Application of the Nordtest method for "real-time" uncertainty estimation of on-line field measurement.

Field sensor measurements are becoming more common for environmental monitoring. Solutions for enhancing reliability, i.e. knowledge of the measurement uncertainty of field measurements, are urgently needed. Real-time estimations of measurement uncertainty for field measurement have not previously been published, and in this paper, a novel approach to the automated turbidity measuring system with an application for "real-time" uncertainty estimation is outlined based on the Nordtest handbook's measurement uncertainty estimation principles. The term real-time is written in quotation marks, since the calculation of the uncertainty is carried out using a set of past measurement results.

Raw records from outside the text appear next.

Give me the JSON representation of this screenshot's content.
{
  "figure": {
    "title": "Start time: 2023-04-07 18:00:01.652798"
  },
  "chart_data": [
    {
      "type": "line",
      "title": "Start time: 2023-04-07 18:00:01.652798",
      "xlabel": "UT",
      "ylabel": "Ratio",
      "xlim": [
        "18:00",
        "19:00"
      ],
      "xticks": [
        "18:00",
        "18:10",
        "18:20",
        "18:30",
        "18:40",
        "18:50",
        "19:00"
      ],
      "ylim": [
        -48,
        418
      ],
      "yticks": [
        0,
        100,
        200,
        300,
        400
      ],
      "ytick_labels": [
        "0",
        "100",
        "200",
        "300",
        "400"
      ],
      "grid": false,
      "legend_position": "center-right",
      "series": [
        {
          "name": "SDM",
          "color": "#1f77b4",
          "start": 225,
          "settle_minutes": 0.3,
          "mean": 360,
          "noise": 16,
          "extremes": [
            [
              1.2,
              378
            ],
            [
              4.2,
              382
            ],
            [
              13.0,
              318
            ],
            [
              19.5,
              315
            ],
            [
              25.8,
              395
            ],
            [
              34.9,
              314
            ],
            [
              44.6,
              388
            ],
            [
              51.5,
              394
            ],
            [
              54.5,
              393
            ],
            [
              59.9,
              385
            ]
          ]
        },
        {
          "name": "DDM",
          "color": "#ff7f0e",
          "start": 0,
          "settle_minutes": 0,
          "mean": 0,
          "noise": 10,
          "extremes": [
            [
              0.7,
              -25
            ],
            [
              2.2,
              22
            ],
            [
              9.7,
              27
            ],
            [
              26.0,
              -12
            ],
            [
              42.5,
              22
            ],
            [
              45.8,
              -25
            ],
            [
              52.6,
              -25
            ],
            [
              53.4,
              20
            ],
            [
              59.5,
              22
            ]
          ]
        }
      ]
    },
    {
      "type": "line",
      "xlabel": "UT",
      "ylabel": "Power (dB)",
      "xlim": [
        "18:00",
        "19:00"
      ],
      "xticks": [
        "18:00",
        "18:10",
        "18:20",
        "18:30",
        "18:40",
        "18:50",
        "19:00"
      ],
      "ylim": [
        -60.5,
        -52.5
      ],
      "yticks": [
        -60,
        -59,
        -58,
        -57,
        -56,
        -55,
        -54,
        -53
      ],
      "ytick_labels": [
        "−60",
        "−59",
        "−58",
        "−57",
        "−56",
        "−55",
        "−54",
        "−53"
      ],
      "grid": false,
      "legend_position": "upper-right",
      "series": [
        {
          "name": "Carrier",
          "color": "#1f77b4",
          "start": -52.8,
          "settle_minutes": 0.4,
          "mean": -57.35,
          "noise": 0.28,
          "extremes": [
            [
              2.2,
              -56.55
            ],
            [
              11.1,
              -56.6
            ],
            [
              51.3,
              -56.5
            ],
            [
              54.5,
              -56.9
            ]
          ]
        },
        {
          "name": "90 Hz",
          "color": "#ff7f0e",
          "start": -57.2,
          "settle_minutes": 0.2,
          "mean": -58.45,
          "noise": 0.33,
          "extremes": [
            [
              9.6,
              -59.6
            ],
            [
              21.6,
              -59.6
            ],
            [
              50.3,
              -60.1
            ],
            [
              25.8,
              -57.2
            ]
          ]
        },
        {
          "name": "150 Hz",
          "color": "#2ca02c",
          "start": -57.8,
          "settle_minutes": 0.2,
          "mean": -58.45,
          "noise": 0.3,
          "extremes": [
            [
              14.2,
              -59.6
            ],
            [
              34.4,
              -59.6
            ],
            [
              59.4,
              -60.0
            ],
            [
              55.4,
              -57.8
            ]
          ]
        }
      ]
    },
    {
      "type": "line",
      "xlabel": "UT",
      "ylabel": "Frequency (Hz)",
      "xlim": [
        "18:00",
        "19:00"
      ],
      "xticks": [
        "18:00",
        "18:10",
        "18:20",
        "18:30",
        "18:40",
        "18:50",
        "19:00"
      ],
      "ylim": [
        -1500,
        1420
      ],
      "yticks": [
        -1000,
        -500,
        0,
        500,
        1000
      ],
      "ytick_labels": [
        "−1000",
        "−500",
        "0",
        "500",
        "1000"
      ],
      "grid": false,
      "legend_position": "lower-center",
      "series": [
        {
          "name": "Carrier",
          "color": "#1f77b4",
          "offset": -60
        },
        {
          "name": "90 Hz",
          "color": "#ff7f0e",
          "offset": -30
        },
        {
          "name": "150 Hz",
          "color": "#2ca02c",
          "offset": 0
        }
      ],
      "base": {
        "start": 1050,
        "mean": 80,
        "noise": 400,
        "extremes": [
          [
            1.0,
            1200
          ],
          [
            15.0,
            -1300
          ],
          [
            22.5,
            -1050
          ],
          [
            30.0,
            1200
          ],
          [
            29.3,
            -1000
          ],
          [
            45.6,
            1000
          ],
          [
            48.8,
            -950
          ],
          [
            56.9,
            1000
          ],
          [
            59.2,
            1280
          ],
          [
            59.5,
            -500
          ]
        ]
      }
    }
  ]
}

There are two main requirements for the estimation of real-time measurement uncertainty of online field measurement described in this paper: (1) setting up an automated measuring system that can be (preferably remotely) controlled which measures the samples (water to be investigated as well as synthetic control samples) the way the user has programmed it and stores the results in a database, (2) setting up automated data processing (software) where the measurement uncertainty is calculated from the data produced by the automated measuring system. When control samples with a known value or concentration are measured regularly, any instrumental drift can be detected. An additional benefit is that small drift can be taken into account (in real-time) as a bias value in the measurement uncertainty calculation, and if the drift is high, the measurement results of the control samples can be used for real-time recalibration of the measuring device. The procedure described in this paper is not restricted to turbidity measurements, but it will enable measurement uncertainty estimation for any kind of automated measuring system that performs sequential measurements of routine samples and control samples/reference materials in a similar way as described in this paper.